Le site Voyage en francophonie canadienne pourrait certainement alimenter l’identification de nombreux éléments historiques qui sont relatés au fil des stations. Que ce soit la première paroisse catholique de l’Ontario en 1767 à Windsor, la première école française en Ontario ouverte en 1786 ou encore la fondation en 1848, du Collège St-Joseph, qui deviendra l’Université d’Ottawa en 1866.

La confiance en soi et l’identité francophone : au cœur du projet

Valérie Meilleur souligne que le projet de son école ne touche pas que l’aspect historique du plan de cours. Le projet intègre plusieurs matières : les arts visuels, les costumes, la musique, l’art dramatique. « Je vois aussi la littératie, la communication orale, l’écriture, car ils écrivent les scénarios. On passe à travers le curriculum des sciences sociales. »

Mais il y a également des éléments de l’éducation d’un ou d’une jeune francophone qui ne se quantifie pas par un examen. La prise de conscience est l’un de ces éléments. Grâce au travail accompli en classe, les élèves ont ainsi une meilleure idée de tout ce qui s’est passé avant eux. Des luttes qui ont permis qu’aujourd’hui ils aient accès à des services en français, à une école francophone et même qu’ils parlent encore aujourd’hui la langue de Molière.

Comme le projet se situe en début d’année scolaire, « il permet de développer un climat de confiance. On a la chance de travailler ensemble », explique l’enseignante. À la fin du projet, le 25 septembre, Journée des Franco-Ontariens, ce sont les élèves qui deviennent les vedettes de l’école puisque ce sont eux « qui vont présenter les différentes stations ».

Avec cette ligne de temps nouveau genre, les élèves « passent à travers le temps et vivent l’histoire francophone. On finit la journée avec un grand tintamarre pour célébrer le fait français ! »

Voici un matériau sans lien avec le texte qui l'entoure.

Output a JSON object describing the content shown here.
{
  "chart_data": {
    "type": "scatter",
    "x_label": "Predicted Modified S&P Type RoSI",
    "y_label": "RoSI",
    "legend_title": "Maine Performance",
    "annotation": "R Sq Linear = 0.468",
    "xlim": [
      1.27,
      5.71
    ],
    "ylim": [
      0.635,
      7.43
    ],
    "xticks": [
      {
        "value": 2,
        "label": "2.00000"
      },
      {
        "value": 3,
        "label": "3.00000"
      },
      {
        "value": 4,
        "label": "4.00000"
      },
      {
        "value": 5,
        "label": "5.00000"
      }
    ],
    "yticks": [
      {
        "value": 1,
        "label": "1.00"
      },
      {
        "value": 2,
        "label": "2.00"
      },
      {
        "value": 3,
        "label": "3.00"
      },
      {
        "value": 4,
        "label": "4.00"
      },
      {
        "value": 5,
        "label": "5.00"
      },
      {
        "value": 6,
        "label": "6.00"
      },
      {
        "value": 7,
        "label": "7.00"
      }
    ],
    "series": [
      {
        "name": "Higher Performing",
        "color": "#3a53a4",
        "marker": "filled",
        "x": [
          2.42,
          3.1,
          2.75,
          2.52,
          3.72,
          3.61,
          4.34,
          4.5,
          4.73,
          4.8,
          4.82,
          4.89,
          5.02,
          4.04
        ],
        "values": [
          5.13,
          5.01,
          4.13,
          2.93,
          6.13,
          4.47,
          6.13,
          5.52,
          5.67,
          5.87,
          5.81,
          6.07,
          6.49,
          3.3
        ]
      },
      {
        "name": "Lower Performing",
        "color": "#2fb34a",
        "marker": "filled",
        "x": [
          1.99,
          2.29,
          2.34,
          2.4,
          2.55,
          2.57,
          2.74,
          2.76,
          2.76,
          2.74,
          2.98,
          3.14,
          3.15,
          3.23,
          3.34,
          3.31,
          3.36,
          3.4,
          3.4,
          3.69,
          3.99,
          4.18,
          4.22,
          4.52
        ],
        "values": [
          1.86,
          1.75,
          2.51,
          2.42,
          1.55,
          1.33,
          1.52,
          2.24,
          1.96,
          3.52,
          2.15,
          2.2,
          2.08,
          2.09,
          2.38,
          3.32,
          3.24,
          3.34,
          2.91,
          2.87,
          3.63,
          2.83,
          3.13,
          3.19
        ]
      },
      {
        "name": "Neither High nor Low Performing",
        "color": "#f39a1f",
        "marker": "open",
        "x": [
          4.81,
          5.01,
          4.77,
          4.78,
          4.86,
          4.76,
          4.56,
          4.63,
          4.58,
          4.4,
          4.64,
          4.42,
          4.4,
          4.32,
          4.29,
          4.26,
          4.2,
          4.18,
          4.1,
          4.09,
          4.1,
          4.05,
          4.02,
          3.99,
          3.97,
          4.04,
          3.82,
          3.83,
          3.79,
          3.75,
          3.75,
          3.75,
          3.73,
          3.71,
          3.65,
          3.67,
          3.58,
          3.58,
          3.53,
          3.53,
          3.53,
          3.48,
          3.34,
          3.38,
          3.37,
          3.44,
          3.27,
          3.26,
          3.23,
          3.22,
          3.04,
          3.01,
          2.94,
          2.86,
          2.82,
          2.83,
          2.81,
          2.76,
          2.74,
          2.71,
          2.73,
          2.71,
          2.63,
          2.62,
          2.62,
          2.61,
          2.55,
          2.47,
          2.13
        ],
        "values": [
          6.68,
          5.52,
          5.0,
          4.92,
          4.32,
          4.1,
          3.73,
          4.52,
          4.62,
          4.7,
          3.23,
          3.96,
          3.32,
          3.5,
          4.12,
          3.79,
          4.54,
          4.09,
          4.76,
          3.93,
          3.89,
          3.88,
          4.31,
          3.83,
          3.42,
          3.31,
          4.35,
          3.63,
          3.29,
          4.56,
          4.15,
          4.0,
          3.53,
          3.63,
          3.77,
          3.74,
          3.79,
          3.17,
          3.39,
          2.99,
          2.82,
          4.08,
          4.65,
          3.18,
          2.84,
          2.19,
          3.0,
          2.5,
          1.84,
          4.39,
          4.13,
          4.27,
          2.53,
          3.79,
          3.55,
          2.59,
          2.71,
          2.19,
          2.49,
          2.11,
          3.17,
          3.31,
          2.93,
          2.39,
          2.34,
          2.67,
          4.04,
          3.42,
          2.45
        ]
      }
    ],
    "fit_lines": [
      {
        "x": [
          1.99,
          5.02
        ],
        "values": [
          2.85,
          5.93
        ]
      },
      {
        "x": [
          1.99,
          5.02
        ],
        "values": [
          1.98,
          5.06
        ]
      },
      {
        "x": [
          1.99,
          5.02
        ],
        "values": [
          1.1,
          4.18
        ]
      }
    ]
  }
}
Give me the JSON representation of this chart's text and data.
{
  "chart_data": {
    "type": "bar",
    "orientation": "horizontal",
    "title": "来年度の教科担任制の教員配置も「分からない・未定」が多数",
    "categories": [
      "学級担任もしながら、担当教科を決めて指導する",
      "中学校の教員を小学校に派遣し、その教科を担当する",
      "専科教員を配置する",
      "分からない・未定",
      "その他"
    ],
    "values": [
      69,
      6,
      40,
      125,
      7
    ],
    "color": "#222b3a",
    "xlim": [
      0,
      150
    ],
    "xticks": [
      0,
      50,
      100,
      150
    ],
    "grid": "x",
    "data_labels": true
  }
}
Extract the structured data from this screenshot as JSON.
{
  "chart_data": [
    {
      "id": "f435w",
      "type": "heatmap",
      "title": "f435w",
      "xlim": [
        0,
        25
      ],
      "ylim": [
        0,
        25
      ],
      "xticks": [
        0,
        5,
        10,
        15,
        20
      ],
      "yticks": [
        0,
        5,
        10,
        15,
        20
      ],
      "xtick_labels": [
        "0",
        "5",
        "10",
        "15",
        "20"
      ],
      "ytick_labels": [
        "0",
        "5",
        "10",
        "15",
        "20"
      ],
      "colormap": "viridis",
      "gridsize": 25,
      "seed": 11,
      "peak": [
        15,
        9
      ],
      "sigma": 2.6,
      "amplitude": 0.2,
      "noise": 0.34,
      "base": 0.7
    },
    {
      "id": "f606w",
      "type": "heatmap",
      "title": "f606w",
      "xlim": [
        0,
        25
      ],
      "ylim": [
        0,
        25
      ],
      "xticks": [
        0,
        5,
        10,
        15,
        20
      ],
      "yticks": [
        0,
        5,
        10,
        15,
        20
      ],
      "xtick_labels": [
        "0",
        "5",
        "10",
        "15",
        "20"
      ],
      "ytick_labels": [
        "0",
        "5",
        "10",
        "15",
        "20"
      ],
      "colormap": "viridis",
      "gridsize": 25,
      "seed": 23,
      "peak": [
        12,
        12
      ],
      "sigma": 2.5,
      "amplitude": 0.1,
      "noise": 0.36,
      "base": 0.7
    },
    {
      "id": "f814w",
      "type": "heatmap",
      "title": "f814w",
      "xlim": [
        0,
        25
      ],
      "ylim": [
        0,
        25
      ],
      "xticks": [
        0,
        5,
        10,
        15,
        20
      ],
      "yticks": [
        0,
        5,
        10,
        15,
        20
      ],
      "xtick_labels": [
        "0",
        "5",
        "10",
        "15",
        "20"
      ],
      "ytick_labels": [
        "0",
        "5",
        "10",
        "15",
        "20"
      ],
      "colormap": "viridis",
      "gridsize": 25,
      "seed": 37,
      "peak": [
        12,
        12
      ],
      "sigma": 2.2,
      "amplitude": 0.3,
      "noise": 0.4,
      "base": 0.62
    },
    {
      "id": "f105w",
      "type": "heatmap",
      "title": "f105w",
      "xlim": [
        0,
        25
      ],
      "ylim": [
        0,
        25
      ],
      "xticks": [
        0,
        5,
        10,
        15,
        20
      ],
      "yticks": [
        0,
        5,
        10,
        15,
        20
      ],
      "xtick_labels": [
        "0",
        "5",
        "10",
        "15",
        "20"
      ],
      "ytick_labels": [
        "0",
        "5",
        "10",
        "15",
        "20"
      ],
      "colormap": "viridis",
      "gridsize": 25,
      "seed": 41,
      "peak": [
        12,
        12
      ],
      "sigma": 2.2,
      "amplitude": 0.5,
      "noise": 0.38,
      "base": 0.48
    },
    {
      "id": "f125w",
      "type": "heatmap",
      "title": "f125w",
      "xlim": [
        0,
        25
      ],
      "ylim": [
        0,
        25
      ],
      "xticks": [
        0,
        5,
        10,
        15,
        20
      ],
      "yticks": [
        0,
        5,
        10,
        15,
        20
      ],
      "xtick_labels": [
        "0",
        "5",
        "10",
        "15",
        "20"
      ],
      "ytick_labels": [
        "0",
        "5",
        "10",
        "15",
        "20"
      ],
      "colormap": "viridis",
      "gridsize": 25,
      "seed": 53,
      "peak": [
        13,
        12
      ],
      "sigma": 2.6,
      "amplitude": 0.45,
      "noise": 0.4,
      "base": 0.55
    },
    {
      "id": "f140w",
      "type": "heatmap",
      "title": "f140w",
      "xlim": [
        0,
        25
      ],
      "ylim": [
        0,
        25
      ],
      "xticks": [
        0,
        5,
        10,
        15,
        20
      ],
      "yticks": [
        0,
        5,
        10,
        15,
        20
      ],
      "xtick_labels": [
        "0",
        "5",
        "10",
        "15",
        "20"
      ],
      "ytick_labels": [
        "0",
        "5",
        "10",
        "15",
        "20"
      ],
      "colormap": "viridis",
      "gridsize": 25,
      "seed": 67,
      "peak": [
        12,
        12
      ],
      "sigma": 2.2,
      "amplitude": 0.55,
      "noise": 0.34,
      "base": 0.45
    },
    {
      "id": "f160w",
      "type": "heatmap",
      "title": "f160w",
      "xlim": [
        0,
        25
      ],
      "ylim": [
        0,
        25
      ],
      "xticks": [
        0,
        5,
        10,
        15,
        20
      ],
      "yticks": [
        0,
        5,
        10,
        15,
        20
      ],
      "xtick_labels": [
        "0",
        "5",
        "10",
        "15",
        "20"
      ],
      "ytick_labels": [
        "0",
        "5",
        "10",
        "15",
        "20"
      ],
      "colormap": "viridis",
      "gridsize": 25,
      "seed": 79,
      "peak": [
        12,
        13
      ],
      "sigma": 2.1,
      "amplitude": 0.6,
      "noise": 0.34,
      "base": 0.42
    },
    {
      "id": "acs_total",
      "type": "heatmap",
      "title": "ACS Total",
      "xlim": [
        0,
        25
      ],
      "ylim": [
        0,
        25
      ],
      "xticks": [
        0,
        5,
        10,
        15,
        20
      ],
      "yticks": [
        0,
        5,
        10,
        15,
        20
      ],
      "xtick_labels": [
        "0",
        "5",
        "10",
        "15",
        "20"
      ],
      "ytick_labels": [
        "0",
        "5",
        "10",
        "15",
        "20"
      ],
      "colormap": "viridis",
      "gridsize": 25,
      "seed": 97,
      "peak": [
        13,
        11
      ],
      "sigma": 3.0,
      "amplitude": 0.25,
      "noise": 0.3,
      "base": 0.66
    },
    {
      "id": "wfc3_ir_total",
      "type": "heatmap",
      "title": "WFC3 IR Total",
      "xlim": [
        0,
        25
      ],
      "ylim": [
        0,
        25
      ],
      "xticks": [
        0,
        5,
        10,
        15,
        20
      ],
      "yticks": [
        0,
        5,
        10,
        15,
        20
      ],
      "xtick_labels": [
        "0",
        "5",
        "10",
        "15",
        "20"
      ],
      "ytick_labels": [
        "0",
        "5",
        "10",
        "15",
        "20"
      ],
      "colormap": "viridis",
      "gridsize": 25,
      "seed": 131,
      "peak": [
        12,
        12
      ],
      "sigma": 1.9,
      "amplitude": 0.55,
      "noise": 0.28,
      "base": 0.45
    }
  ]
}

Le développement de la confiance en soi et de l’identité francophone sont au cœur de ce projet. « On développe un climat de classe, mais aussi un climat d’école qui va développer le fait français, constate Mme Meilleur. Ça stimule nos élèves qui ne parlent pas souvent français. Ils vont être valorisés par les élèves et le personnel enseignant. » De plus, ils vont accroître leur esprit d’équipe, apprendre à résoudre des conflits, bref développer leurs capacités à mieux collaborer avec leurs pairs.

Variations possibles

Certes, il s’agit d’un projet important… en début d’année en plus. Valérie Meilleur en est bien consciente. Il se peut qu’en septembre, tous ne soient pas enclins à démarrer une ligne du temps en chair et en os. « Si vous n’avez pas le goût de faire une grosse activité comme on a faite, je vous encourage à faire de petites capsules que vous mettez sur YouTube. Ensuite, vous pouvez les envoyer à d’autres enseignants pour leur présenter de petits faits historiques pour célébrer une journée spéciale dans votre province ou la fête d’un événement marquant chez vous. »

Avouez que c’est tentant ! Que ce soit une ligne du temps vivante ou des capsules historiques interprétées par vos élèves, ils ne verront jamais plus l’histoire de la même manière. De quoi les rendre fiers de leurs racines.